Она поднимает глаза и смотрит на меня.

«А, точно».

— В Висконсин. Я бы хотела купить билет до Висконсина.

Женщина удивленно моргает, глядя на меня.

— В какой аэропорт, мэм? В Висконсине несколько аэропортов.

— Любой. В самый ближайший, который у вас есть, — протягиваю ей деньги, и на этот раз женщина смотрит на меня, не отрываясь.

Ее взгляд скользит от моих темных растрепанных волос к голому животу. Она как будто может прочитать мою историю по моему внешнему виду, и ее лицо смягчается.

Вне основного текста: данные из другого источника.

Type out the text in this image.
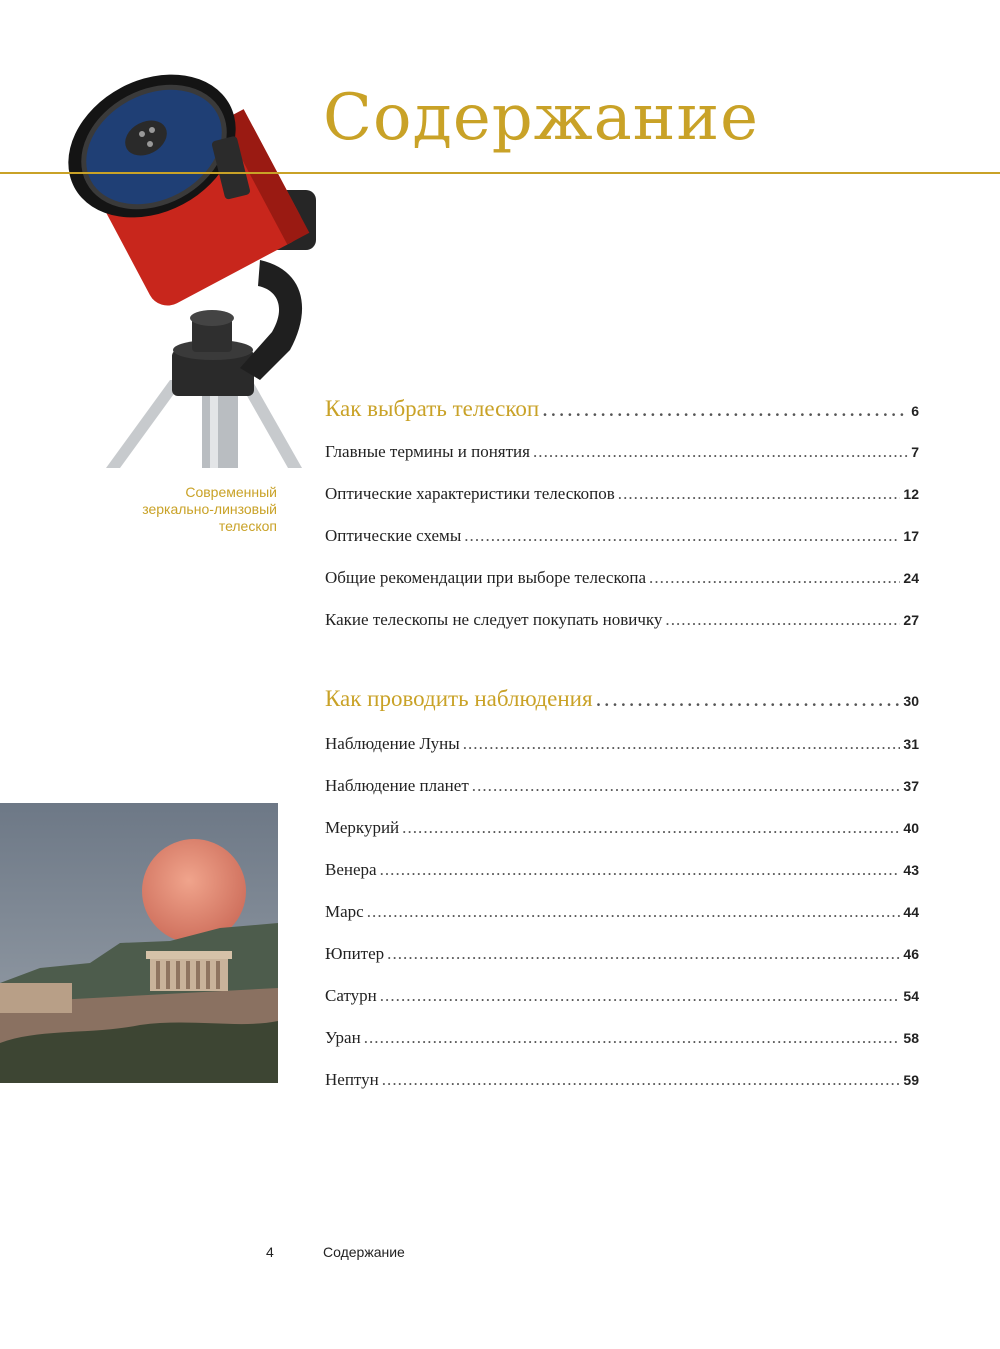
Содержание
Современный
зеркально-линзовый
телескоп
Как выбрать телескоп . . .	6
Главные термины и понятия . . .	7
Оптические характеристики телескопов . . .	12
Оптические схемы . . .	17
Общие рекомендации при выборе телескопа . . .	24
Какие телескопы не следует покупать новичку . . .	27
Как проводить наблюдения . . .	30
Наблюдение Луны . . .	31
Наблюдение планет . . .	37
Меркурий . . .	40
Венера . . .	43
Марс . . .	44
Юпитер . . .	46
Сатурн . . .	54
Уран . . .	58
Нептун . . .	59
4	Содержание
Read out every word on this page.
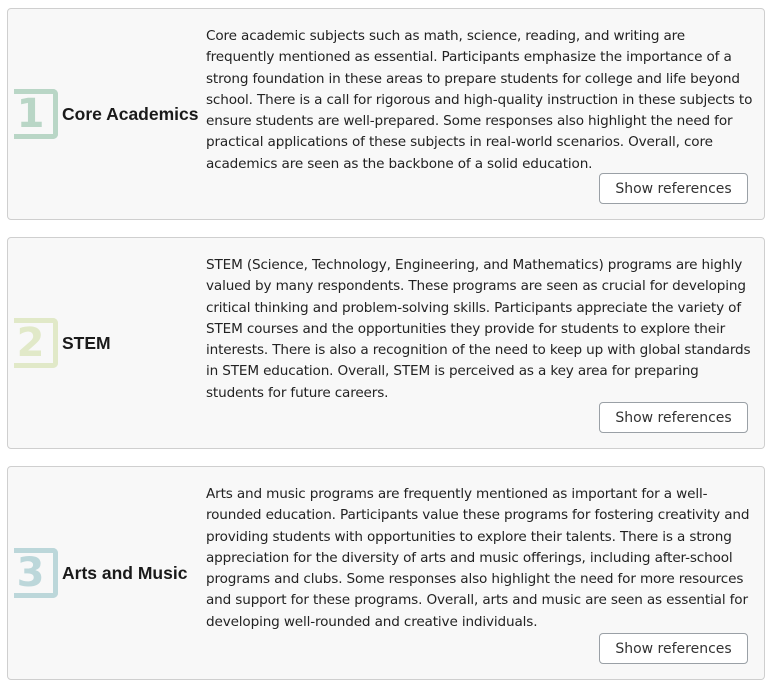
1 Core Academics

Core academic subjects such as math, science, reading, and writing are frequently mentioned as essential. Participants emphasize the importance of a strong foundation in these areas to prepare students for college and life beyond school. There is a call for rigorous and high-quality instruction in these subjects to ensure students are well-prepared. Some responses also highlight the need for practical applications of these subjects in real-world scenarios. Overall, core academics are seen as the backbone of a solid education.

Show references
2 STEM

STEM (Science, Technology, Engineering, and Mathematics) programs are highly valued by many respondents. These programs are seen as crucial for developing critical thinking and problem-solving skills. Participants appreciate the variety of STEM courses and the opportunities they provide for students to explore their interests. There is also a recognition of the need to keep up with global standards in STEM education. Overall, STEM is perceived as a key area for preparing students for future careers.

Show references
3 Arts and Music

Arts and music programs are frequently mentioned as important for a well-rounded education. Participants value these programs for fostering creativity and providing students with opportunities to explore their talents. There is a strong appreciation for the diversity of arts and music offerings, including after-school programs and clubs. Some responses also highlight the need for more resources and support for these programs. Overall, arts and music are seen as essential for developing well-rounded and creative individuals.

Show references
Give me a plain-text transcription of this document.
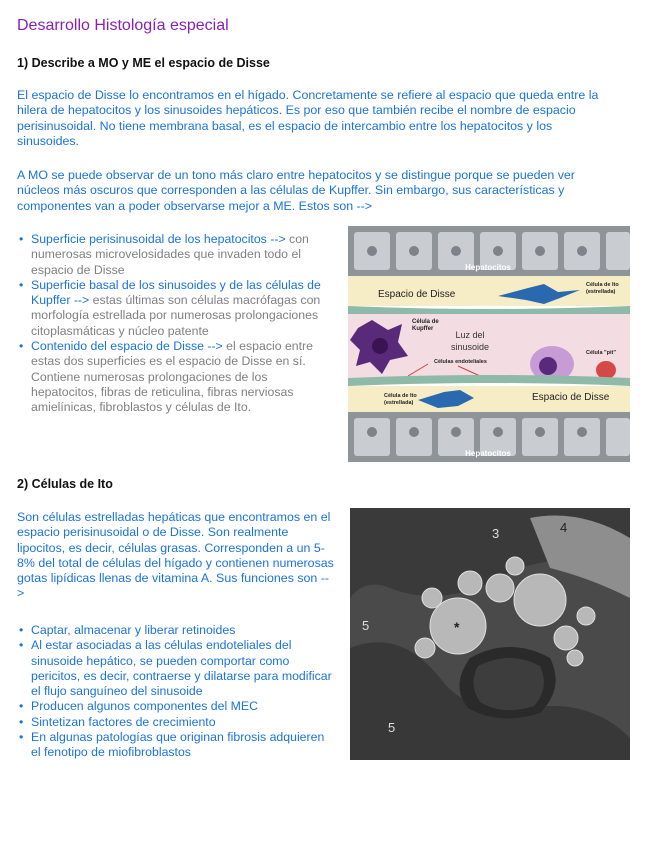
Desarrollo Histología especial
1) Describe a MO y ME el espacio de Disse

El espacio de Disse lo encontramos en el hígado. Concretamente se refiere al espacio que queda entre la hilera de hepatocitos y los sinusoides hepáticos. Es por eso que también recibe el nombre de espacio perisinusoidal. No tiene membrana basal, es el espacio de intercambio entre los hepatocitos y los sinusoides.

A MO se puede observar de un tono más claro entre hepatocitos y se distingue porque se pueden ver núcleos más oscuros que corresponden a las células de Kupffer. Sin embargo, sus características y componentes van a poder observarse mejor a ME. Estos son -->

• Superficie perisinusoidal de los hepatocitos --> con numerosas microvelosidades que invaden todo el espacio de Disse
• Superficie basal de los sinusoides y de las células de Kupffer --> estas últimas son células macrófagas con morfología estrellada por numerosas prolongaciones citoplasmáticas y núcleo patente
• Contenido del espacio de Disse --> el espacio entre estas dos superficies es el espacio de Disse en sí. Contiene numerosas prolongaciones de los hepatocitos, fibras de reticulina, fibras nerviosas amielínicas, fibroblastos y células de Ito.
Hepatocitos
Espacio de Disse
Célula de Ito
(estrellada)
Célula de
Kupffer
Luz del
sinusoide
Célula "pit"
Células endoteliales
Célula de Ito
(estrellada)	Espacio de Disse
Hepatocitos
2) Células de Ito

Son células estrelladas hepáticas que encontramos en el espacio perisinusoidal o de Disse. Son realmente lipocitos, es decir, células grasas. Corresponden a un 5-8% del total de células del hígado y contienen numerosas gotas lipídicas llenas de vitamina A. Sus funciones son -->

• Captar, almacenar y liberar retinoides
• Al estar asociadas a las células endoteliales del sinusoide hepático, se pueden comportar como pericitos, es decir, contraerse y dilatarse para modificar el flujo sanguíneo del sinusoide
• Producen algunos componentes del MEC
• Sintetizan factores de crecimiento
• En algunas patologías que originan fibrosis adquieren el fenotipo de miofibroblastos
*
3	4
5
5
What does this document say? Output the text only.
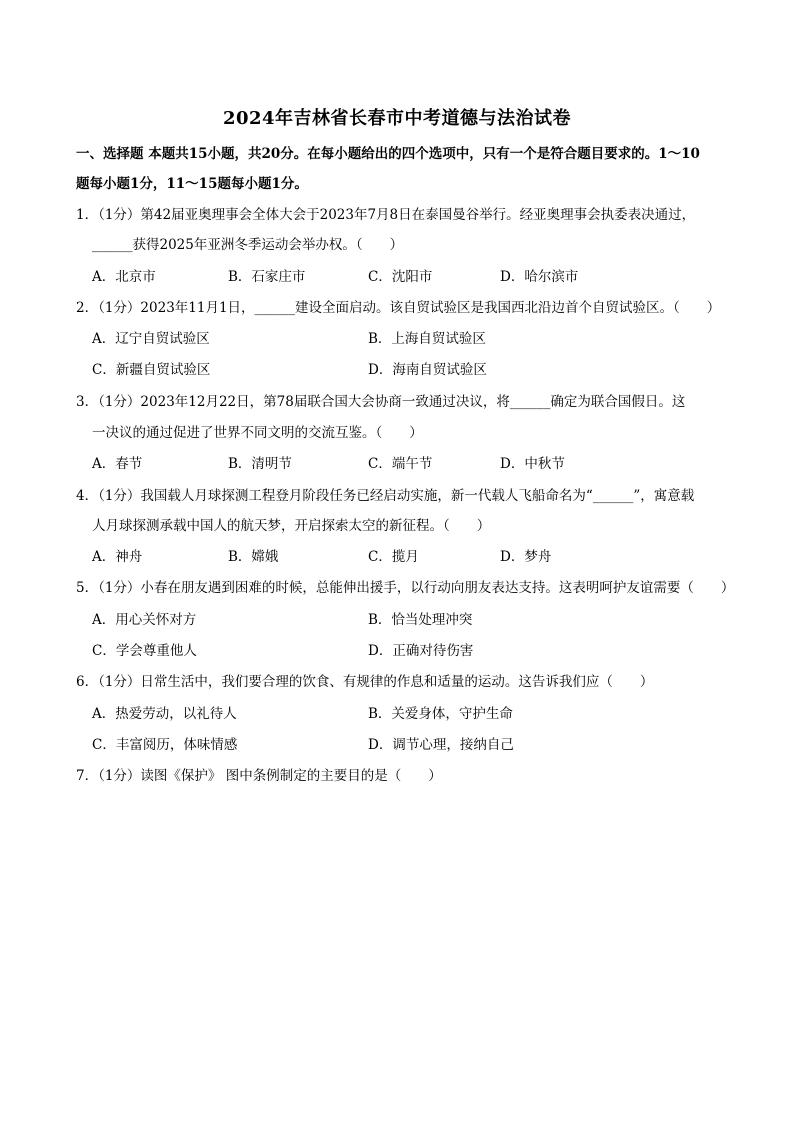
2024年吉林省长春市中考道德与法治试卷
一、选择题 本题共15小题，共20分。在每小题给出的四个选项中，只有一个是符合题目要求的。1～10
题每小题1分，11～15题每小题1分。
1．（1分）第42届亚奥理事会全体大会于2023年7月8日在泰国曼谷举行。经亚奥理事会执委表决通过，
______获得2025年亚洲冬季运动会举办权。（　　）
A．北京市	B．石家庄市	C．沈阳市	D．哈尔滨市
2．（1分）2023年11月1日，______建设全面启动。该自贸试验区是我国西北沿边首个自贸试验区。（　　）
A．辽宁自贸试验区	B．上海自贸试验区
C．新疆自贸试验区	D．海南自贸试验区
3．（1分）2023年12月22日，第78届联合国大会协商一致通过决议，将______确定为联合国假日。这
一决议的通过促进了世界不同文明的交流互鉴。（　　）
A．春节	B．清明节	C．端午节	D．中秋节
4．（1分）我国载人月球探测工程登月阶段任务已经启动实施，新一代载人飞船命名为“______”，寓意载
人月球探测承载中国人的航天梦，开启探索太空的新征程。（　　）
A．神舟	B．嫦娥	C．揽月	D．梦舟
5．（1分）小春在朋友遇到困难的时候，总能伸出援手，以行动向朋友表达支持。这表明呵护友谊需要（　　）
A．用心关怀对方	B．恰当处理冲突
C．学会尊重他人	D．正确对待伤害
6．（1分）日常生活中，我们要合理的饮食、有规律的作息和适量的运动。这告诉我们应（　　）
A．热爱劳动，以礼待人	B．关爱身体，守护生命
C．丰富阅历，体味情感	D．调节心理，接纳自己
7．（1分）读图《保护》 图中条例制定的主要目的是（　　）
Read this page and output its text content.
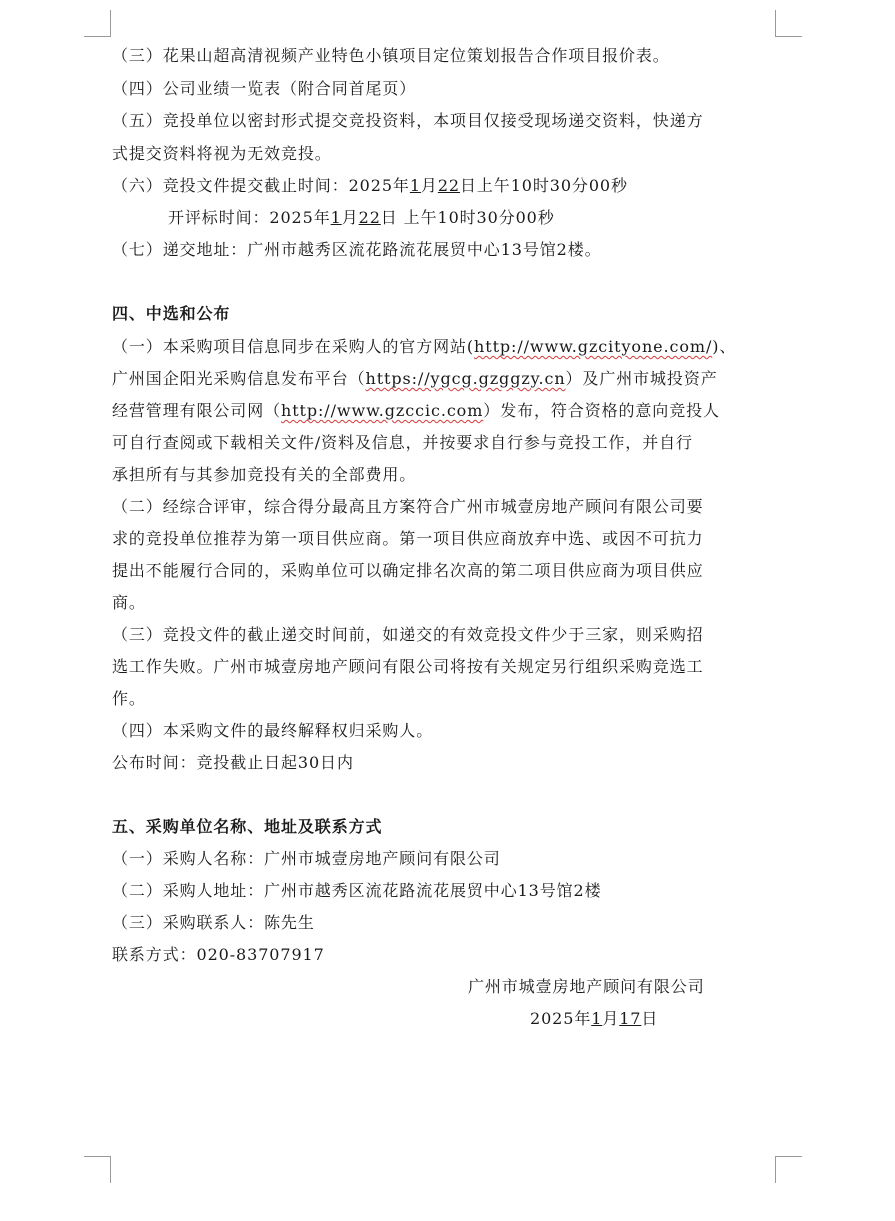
（三）花果山超高清视频产业特色小镇项目定位策划报告合作项目报价表。
（四）公司业绩一览表（附合同首尾页）
（五）竞投单位以密封形式提交竞投资料，本项目仅接受现场递交资料，快递方
式提交资料将视为无效竞投。
（六）竞投文件提交截止时间：2025年1月22日上午10时30分00秒
开评标时间：2025年1月22日 上午10时30分00秒
（七）递交地址：广州市越秀区流花路流花展贸中心13号馆2楼。
四、中选和公布
（一）本采购项目信息同步在采购人的官方网站(http://www.gzcityone.com/)、
广州国企阳光采购信息发布平台（https://ygcg.gzggzy.cn）及广州市城投资产
经营管理有限公司网（http://www.gzccic.com）发布，符合资格的意向竞投人
可自行查阅或下载相关文件/资料及信息，并按要求自行参与竞投工作，并自行
承担所有与其参加竞投有关的全部费用。
（二）经综合评审，综合得分最高且方案符合广州市城壹房地产顾问有限公司要
求的竞投单位推荐为第一项目供应商。第一项目供应商放弃中选、或因不可抗力
提出不能履行合同的，采购单位可以确定排名次高的第二项目供应商为项目供应
商。
（三）竞投文件的截止递交时间前，如递交的有效竞投文件少于三家，则采购招
选工作失败。广州市城壹房地产顾问有限公司将按有关规定另行组织采购竞选工
作。
（四）本采购文件的最终解释权归采购人。
公布时间：竞投截止日起30日内
五、采购单位名称、地址及联系方式
（一）采购人名称：广州市城壹房地产顾问有限公司
（二）采购人地址：广州市越秀区流花路流花展贸中心13号馆2楼
（三）采购联系人：陈先生
联系方式：020-83707917
广州市城壹房地产顾问有限公司
2025年1月17日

— Давайте посмотрим, что я могу сделать.

Женщина щелкает по клавиатуре, ее ногти стучат по клавишам особенно громко. Кажется, что это длится целую вечность: она попеременно щелкает мышью и клавиатурой.

— Ага, ну вот. Самолет в центральный Висконсин вылетает примерно через четыре часа. Подойдет?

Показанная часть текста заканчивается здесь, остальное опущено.